Real Return = [(1 + 0.1025) / (1 + 0.025)] - 1 = 0.078 or 7.8%

This means the investment's purchasing power increased by 7.8% over the three years.

Real vs. Nominal Returns

The key difference between real and nominal returns is that nominal returns measure price changes without accounting for inflation, while real returns adjust for inflation to reflect actual purchasing power.

For example:

  • If an investment grows by 5% in nominal terms and inflation is 3%, the real return is 2%
  • If an investment grows by 2% in nominal terms and inflation is 3%, the real return is negative (-1%)

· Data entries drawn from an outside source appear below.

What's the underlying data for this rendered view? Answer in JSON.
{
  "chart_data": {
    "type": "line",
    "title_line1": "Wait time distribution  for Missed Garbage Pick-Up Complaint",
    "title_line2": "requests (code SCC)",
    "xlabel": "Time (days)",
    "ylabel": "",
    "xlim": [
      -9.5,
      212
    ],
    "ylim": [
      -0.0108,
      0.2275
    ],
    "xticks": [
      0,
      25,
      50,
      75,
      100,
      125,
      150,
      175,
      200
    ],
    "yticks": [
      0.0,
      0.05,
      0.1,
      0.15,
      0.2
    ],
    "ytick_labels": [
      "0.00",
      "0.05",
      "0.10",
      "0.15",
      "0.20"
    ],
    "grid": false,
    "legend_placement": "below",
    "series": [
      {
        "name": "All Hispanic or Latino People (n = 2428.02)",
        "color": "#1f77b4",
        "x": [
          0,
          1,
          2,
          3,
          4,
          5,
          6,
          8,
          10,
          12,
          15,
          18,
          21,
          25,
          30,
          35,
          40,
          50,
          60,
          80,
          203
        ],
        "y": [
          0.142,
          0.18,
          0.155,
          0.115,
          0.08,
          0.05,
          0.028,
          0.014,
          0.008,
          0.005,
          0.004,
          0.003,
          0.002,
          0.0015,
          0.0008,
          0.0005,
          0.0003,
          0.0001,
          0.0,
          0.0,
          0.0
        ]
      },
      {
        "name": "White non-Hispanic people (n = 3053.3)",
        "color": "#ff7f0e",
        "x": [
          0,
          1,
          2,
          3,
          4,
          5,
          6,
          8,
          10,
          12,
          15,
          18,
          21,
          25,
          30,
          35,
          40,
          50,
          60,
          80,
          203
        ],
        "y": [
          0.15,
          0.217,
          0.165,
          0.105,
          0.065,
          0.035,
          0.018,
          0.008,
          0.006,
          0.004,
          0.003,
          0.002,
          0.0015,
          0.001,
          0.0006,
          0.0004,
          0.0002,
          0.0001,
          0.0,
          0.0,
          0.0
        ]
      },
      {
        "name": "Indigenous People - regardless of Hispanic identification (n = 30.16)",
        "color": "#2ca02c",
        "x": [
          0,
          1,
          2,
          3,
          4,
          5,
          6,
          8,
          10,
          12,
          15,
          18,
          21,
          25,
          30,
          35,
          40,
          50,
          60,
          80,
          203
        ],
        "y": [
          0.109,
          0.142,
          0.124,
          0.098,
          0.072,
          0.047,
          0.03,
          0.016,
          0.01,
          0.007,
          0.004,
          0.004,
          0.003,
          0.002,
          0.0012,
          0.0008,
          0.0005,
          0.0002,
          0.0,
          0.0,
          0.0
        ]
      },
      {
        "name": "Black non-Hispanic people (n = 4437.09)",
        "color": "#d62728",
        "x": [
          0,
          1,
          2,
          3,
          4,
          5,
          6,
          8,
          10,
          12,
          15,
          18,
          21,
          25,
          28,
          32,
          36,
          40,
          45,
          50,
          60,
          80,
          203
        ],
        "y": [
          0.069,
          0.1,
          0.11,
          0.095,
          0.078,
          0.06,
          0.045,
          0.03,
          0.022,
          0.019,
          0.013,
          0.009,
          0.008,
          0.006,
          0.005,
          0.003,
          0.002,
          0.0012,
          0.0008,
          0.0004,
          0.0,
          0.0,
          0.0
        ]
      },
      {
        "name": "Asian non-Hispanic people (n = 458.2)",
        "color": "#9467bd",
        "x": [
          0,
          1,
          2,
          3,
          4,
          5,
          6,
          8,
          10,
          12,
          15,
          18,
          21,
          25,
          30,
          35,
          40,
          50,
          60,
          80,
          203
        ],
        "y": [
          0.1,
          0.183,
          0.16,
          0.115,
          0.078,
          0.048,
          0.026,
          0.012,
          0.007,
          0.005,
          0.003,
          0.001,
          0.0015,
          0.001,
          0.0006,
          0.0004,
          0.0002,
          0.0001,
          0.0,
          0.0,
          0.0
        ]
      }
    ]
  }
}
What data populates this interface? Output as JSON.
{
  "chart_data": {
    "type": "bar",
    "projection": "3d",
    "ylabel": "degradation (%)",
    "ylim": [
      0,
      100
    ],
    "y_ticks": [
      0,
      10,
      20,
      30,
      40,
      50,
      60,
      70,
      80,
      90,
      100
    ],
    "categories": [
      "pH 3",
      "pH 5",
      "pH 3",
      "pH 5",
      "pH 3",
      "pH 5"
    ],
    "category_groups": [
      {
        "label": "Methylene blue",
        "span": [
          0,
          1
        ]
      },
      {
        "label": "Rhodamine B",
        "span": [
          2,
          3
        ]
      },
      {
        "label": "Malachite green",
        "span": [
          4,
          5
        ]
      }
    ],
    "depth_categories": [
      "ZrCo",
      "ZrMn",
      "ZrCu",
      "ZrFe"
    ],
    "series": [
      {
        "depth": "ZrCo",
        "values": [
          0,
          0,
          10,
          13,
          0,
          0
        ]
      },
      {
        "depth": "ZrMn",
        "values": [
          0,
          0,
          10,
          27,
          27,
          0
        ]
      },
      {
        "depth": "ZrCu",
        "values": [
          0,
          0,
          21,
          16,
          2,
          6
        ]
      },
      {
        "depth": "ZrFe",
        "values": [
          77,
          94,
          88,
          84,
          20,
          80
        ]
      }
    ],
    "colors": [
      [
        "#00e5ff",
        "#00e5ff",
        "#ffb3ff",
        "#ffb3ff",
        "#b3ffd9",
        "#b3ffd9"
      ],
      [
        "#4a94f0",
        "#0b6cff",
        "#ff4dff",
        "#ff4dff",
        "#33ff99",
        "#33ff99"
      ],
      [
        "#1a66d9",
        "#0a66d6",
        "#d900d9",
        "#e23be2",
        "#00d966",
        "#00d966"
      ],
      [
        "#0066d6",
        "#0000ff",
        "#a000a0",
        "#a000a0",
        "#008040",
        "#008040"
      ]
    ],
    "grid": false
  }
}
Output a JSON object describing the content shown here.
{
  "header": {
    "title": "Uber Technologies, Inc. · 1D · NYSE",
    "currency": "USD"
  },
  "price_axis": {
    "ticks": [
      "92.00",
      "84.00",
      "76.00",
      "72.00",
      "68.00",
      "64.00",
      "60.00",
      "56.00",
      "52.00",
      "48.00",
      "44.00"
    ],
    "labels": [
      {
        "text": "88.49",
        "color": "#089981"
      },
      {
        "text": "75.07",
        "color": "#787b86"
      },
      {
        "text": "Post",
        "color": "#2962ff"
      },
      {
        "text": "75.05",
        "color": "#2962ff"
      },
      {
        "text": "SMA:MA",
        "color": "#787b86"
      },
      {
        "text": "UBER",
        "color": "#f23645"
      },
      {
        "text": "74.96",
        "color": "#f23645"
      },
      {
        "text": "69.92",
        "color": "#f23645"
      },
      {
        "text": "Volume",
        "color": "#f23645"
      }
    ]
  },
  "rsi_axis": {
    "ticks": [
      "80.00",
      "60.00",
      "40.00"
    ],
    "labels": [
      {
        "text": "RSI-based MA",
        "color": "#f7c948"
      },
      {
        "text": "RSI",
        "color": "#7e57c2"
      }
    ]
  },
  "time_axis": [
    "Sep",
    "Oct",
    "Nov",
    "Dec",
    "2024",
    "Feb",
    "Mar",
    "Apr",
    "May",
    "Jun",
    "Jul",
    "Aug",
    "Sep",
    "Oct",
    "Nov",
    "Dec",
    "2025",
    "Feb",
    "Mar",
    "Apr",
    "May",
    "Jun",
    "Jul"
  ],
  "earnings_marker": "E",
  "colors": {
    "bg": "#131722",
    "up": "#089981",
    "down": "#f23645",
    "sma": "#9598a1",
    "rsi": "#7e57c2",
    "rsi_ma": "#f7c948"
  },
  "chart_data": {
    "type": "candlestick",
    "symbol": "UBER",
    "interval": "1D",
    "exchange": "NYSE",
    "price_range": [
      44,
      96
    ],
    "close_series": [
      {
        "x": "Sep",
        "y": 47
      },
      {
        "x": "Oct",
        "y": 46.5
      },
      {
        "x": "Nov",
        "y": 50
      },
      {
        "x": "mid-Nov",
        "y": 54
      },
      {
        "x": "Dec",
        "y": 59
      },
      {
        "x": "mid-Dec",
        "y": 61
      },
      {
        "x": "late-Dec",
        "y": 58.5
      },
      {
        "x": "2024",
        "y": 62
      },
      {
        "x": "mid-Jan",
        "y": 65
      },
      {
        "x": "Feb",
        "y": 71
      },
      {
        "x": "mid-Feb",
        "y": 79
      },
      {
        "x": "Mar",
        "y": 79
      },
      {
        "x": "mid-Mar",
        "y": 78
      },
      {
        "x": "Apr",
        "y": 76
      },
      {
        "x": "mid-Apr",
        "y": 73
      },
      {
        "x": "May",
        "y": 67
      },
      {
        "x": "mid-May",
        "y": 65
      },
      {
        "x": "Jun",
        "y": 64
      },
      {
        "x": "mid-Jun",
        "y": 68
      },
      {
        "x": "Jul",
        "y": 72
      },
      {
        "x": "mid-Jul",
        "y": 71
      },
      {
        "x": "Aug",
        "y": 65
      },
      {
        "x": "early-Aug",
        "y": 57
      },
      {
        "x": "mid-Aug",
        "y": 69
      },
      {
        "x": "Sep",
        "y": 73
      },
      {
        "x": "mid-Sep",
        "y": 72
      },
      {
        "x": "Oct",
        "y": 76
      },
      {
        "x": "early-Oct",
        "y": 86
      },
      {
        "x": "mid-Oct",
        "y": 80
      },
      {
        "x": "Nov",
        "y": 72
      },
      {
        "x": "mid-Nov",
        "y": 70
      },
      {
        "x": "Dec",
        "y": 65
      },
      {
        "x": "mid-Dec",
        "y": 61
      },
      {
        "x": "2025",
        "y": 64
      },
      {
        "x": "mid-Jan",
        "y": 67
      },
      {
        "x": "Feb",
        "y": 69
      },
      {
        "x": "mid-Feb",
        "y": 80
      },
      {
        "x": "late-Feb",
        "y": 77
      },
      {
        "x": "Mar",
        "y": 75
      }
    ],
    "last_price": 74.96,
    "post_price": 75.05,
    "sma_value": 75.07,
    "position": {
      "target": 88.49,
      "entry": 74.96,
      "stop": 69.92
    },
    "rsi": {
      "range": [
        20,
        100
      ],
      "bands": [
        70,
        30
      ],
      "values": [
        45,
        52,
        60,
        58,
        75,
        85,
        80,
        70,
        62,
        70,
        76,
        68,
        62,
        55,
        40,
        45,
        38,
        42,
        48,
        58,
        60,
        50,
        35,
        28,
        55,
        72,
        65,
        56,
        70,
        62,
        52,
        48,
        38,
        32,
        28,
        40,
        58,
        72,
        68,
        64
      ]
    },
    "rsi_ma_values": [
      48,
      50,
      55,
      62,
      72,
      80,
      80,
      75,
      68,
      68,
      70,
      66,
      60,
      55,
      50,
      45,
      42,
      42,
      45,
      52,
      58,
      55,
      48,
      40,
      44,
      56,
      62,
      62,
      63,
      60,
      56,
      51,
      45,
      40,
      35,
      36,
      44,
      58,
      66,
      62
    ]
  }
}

Understanding this distinction is important for making informed investment decisions and comparing performance across different time periods.

Using the Calculator

Our real returns calculator makes it easy to compute real returns for your investments. Simply enter the nominal return and inflation rate, then click "Calculate" to see the result.

The calculator will show you:

  • The calculated real return
  • A visual representation of the comparison between nominal and real returns
  • An explanation of what the result means

You can also use the calculator to compare different investment scenarios by adjusting the input values.

FAQ

Why is it important to calculate real returns?

Calculating real returns helps you understand the true value of your investments by accounting for inflation. It provides a more accurate picture of your investment's performance and purchasing power over time.

How do I find the inflation rate for my calculations?

You can find inflation rates from government sources, financial websites, or economic databases. The U.S. Bureau of Labor Statistics and other official sources provide historical and current inflation data.

What if the inflation rate is higher than the nominal return?

If the inflation rate is higher than the nominal return, the real return will be negative. This means your investment's purchasing power decreased over the period, even though the investment's value may have increased.

Can I use real returns to compare investments across different time periods?

Yes, real returns are particularly useful for comparing investments across different time periods because they account for inflation, providing a more accurate measure of purchasing power.